A stubborn career, that of Shirakawa, lasting almost 30 years (his first studio opened in Tokyo in 1987), always focused on quality, the refinement of a few perfect details, the desire to experiment.
While Shirakawa ‘thinks small’ in terms of projects, he has a big store of prizes and honors for his work: from his mini-houses to wider-ranging projects, like the ‘Sun Aqua Toto Factory,’ the plant of Japan’s leading producer of bath fixtures, Shirakawa always manages to astonish and to gain international attention. How? By focusing on “the memory of the past and the hope for the future,” as he puts it.

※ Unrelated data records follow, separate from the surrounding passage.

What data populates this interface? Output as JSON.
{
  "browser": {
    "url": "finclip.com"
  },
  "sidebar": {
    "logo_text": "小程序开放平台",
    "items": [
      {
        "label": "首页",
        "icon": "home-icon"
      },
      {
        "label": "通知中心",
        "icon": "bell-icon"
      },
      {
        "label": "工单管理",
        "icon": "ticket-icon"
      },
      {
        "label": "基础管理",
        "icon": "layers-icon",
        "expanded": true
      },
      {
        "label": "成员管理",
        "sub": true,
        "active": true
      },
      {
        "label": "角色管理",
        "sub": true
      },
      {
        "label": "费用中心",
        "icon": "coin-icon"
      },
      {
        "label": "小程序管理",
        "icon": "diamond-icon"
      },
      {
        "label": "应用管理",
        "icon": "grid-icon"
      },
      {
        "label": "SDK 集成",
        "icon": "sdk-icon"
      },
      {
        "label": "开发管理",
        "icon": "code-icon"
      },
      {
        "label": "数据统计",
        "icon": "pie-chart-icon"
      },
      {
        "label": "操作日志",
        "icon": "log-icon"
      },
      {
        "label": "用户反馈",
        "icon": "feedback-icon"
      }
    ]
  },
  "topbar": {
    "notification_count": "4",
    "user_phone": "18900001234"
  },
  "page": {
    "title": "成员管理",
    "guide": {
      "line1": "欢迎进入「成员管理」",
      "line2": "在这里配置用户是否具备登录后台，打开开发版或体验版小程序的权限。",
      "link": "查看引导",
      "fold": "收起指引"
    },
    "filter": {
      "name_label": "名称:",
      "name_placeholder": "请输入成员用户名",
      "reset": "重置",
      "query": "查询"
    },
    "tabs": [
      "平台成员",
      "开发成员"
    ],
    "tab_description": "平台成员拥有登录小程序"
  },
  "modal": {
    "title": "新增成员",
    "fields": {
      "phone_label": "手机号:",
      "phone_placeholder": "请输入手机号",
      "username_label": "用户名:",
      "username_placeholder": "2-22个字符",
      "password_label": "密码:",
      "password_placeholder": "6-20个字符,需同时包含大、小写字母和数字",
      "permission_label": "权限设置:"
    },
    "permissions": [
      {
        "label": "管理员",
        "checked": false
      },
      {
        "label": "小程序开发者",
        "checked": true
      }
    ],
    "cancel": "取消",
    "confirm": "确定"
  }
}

From this viewpoint, the Little House of Kobe is a fine example. The architect explains: “In 1995 the city of Kobe, known since ancient times for its beautiful houses, was struck by a violent earthquake: the houses, almost all in wood with terracotta tiles as in the Japanese tradition, were destroyed, together with their flourishing gardens.
So when I began to work on this project – for a young couple with two children – I thought I should leave some sign of that dramatic disaster, while at the same time creating a sense of hope. Therefore I put the roofing tiles the earthquake had dislodged from the roofs of houses into the garden, and I put the earth from the gardens on the roof. In short, I simply inverted the roles.”
Why? “To remember the shock of that devastating earthquake, but to start life over again, with new plants that will miraculously grow on the roof,” Shirakawa concludes.